DOE has a significant need for high-end computing, and is making substantial investments to support this endeavor. However, the diversity of high-end computing architectures and associated software complexity often pose challenges that lead to slow or hampered scientific discovery. Application scientists expend considerable time and effort dealing with development, deployment, and run time interfacing activities that are significantly different on each high-end platform. Traditionally, efforts to enhance efficient use of high-end computational resources have focused only on application algorithms, numerical kernels, and internal optimization. This proposal addresses the complementary arena in which substantial benefits can be derived by optimizing the development and deployment processes, and by facilitating software reuse.

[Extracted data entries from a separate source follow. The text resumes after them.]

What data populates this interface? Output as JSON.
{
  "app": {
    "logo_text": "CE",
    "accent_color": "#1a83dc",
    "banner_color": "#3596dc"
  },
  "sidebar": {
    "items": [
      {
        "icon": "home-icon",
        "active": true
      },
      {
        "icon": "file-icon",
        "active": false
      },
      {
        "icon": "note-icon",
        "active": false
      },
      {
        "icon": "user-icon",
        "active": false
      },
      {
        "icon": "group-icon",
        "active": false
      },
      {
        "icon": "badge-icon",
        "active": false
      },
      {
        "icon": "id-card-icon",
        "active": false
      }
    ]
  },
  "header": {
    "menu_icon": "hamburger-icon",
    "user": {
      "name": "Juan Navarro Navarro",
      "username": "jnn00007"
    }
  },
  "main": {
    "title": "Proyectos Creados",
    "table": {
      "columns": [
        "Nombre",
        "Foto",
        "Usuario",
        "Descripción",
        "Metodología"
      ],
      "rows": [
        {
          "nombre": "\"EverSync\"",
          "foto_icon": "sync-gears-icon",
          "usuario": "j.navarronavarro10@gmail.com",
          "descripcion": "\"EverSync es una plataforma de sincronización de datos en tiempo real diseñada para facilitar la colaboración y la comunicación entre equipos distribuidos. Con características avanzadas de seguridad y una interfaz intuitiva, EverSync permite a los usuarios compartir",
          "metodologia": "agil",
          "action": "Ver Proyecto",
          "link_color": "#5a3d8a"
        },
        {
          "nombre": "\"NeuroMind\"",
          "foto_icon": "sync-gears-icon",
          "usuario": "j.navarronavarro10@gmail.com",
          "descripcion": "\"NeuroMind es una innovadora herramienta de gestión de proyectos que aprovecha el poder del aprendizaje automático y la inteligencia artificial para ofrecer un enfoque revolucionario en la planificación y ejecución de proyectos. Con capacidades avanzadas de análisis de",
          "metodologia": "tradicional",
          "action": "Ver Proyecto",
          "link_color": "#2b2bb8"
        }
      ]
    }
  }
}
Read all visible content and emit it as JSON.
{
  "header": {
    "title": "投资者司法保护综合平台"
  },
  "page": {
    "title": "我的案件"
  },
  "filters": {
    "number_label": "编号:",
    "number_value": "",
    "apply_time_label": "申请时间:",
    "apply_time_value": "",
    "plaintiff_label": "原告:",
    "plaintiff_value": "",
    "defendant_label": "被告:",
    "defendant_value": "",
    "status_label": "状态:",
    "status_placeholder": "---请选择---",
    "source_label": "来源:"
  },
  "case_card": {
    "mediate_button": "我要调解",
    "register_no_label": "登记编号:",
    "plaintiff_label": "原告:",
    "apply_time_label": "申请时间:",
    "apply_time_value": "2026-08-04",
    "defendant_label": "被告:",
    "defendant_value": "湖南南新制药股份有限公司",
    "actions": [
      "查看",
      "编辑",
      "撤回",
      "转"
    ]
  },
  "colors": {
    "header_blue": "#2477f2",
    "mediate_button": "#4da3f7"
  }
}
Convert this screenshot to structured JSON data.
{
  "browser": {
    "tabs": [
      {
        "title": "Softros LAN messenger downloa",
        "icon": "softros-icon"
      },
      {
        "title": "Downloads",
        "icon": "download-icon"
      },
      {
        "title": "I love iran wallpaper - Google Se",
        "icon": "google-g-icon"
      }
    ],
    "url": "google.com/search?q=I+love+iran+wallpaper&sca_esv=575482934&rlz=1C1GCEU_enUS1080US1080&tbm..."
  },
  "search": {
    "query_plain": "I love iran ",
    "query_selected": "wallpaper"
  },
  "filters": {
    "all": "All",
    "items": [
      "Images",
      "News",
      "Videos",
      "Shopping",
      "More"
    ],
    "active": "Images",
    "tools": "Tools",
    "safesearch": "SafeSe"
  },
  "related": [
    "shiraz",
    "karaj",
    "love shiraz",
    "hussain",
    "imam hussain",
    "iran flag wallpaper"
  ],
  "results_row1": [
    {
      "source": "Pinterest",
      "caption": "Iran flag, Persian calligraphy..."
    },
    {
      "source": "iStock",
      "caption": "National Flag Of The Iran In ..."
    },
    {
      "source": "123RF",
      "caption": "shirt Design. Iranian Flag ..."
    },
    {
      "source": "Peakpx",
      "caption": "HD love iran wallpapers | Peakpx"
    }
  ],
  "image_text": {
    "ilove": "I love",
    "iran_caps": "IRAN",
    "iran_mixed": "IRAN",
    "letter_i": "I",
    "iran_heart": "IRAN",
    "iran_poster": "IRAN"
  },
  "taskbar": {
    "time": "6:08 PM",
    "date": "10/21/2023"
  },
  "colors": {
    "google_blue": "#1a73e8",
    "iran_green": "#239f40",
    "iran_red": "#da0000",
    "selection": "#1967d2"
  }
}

We propose basic research in two innovative software environments, together termed the Harness workbench, that will help enhance the overall productivity of applications science on diverse high performance computing platforms. The first is a virtualized command toolkit (VCT) for application building, deployment, and execution, that provides a common view across diverse HPC systems, in particular the DOE leadership computing platforms (Cray, IBM, SGI, and clusters). Our research on VCT will investigate a software backplane architecture that presents a uniform, extensible interface and is capable of interoperating with existing and third-party toolkits. It will interface to native platform functionality via plugin modules that encapsulate vendor-specific knowledge and are further configurable at the system and application levels. The second component of the Harness workbench is a unified runtime environment (RTE) that similarly consolidates access to runtime services via an adaptive framework for execution-time and post processing activities. Our RTE research will seek to virtualize HPC runtime environments in an open and extensible manner, and will support the native RTE of target systems as well as the Open RTE and Harness/H2O runtimes. As new architectures (early systems) emerge, pluggable modules corresponding to their special and novel RTE features will be developed and incorporated into the Harness workbench.

In regard to VCT we propose a scheme in which the toolkit front-end translates command-line (or GUI) service invocations into access requests of some particular capability of the implementation component. The back-end plugins, complemented with (user-overridable) configuration profiles supplied by local administrators and computer science specialists, would translate such requests into appropriate actions to be taken, such as invoking platform-specific compilers with a particular set of command-line switches, or issuing appropriate invocations to the RTE.